Diese Website verwendet Cookies. Wenn Sie unsere Seiten nutzen, erklären Sie sich hiermit einverstanden. Weitere Informationen

Herr Ferber, Mitte Juni hat der Wirtschafts- und Währungsausschuss des Europäischen Parlaments über das Bankenpaket abgestimmt. Wie wird sich die Bankenregulierung dadurch verändern?

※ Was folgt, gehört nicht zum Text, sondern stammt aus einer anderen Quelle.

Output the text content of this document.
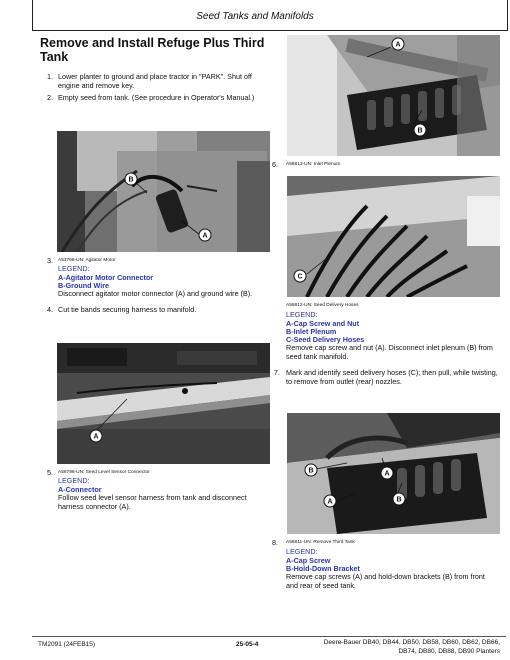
Seed Tanks and Manifolds
Remove and Install Refuge Plus Third Tank
1. Lower planter to ground and place tractor in "PARK". Shut off engine and remove key.
2. Empty seed from tank. (See procedure in Operator's Manual.)
B
A
3. A53768-UN: Agitator Motor
LEGEND:
A-Agitator Motor Connector
B-Ground Wire
Disconnect agitator motor connector (A) and ground wire (B).
4. Cut tie bands securing harness to manifold.
A
5. A56796-UN: Seed Level Sensor Connector
LEGEND:
A-Connector
Follow seed level sensor harness from tank and disconnect harness connector (A).
A
B
6. A56813-UN: Inlet Plenum
C
A56812-UN: Seed Delivery Hoses
LEGEND:
A-Cap Screw and Nut
B-Inlet Plenum
C-Seed Delivery Hoses
Remove cap screw and nut (A). Disconnect inlet plenum (B) from seed tank manifold.
7. Mark and identify seed delivery hoses (C); then pull, while twisting, to remove from outlet (rear) nozzles.
B	A
A	B
8. A56811-UN: Remove Third Tank
LEGEND:
A-Cap Screw
B-Hold-Down Bracket
Remove cap screws (A) and hold-down brackets (B) from front and rear of seed tank.
TM2091 (24FEB15)	25-05-4	Deere-Bauer DB40, DB44, DB50, DB58, DB60, DB62, DB66,
DB74, DB80, DB88, DB90 Planters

Markus Ferber: Die Bankenregulierung wird verhältnismäßiger. Ich habe mich immer dafür ausgesprochen, dass wir die Überarbeitung der Eigenkapitalrichtlinie und der Eigenkapitalverordnung, CRD und CRR, dafür nutzen, einige grundsätzliche Fragen im Bereich Verhältnismäßigkeit anzugehen und bin froh, dass der Wirtschafts- und Währungsausschuss diese Gelegenheit genutzt hat.
 

Warum?

Ferber: Als Folge der Wirtschafts- und Finanzkrise gab es eine erhebliche Verschärfung der Bankenregulierung mit dem Ziel, einer Krise, wie wir sie 2008/2009 erlebt haben, vorzubeugen. Dabei wurde jedoch an einigen Stellen über das Ziel hinausgeschossen. Anstatt nur große systemrelevante Banken stärker zu regulieren, hat es alle Institute getroffen. Der gesunde Menschenverstand sagt aber bereits, dass eine international tätige Investmentbank ein anderes Risikoprofil hat als eine kleine Genossenschaftsbank, die lediglich Mittelstands- und Privatkundengeschäft betreibt. Diese Unterscheidung muss sich auch in der Regulierung widerspiegeln - andernfalls können kleine Institute den administrativen Aufwand, der mit einer schärferen Regulierung und Aufsicht einhergeht, irgendwann nicht mehr leisten.

Wo setzen die Vorschläge des Wirtschafts- und Währungsausschusses konkret an, um Regionalbanken von überzogenen Regulierungs- und Meldevorschriften zu entlasten?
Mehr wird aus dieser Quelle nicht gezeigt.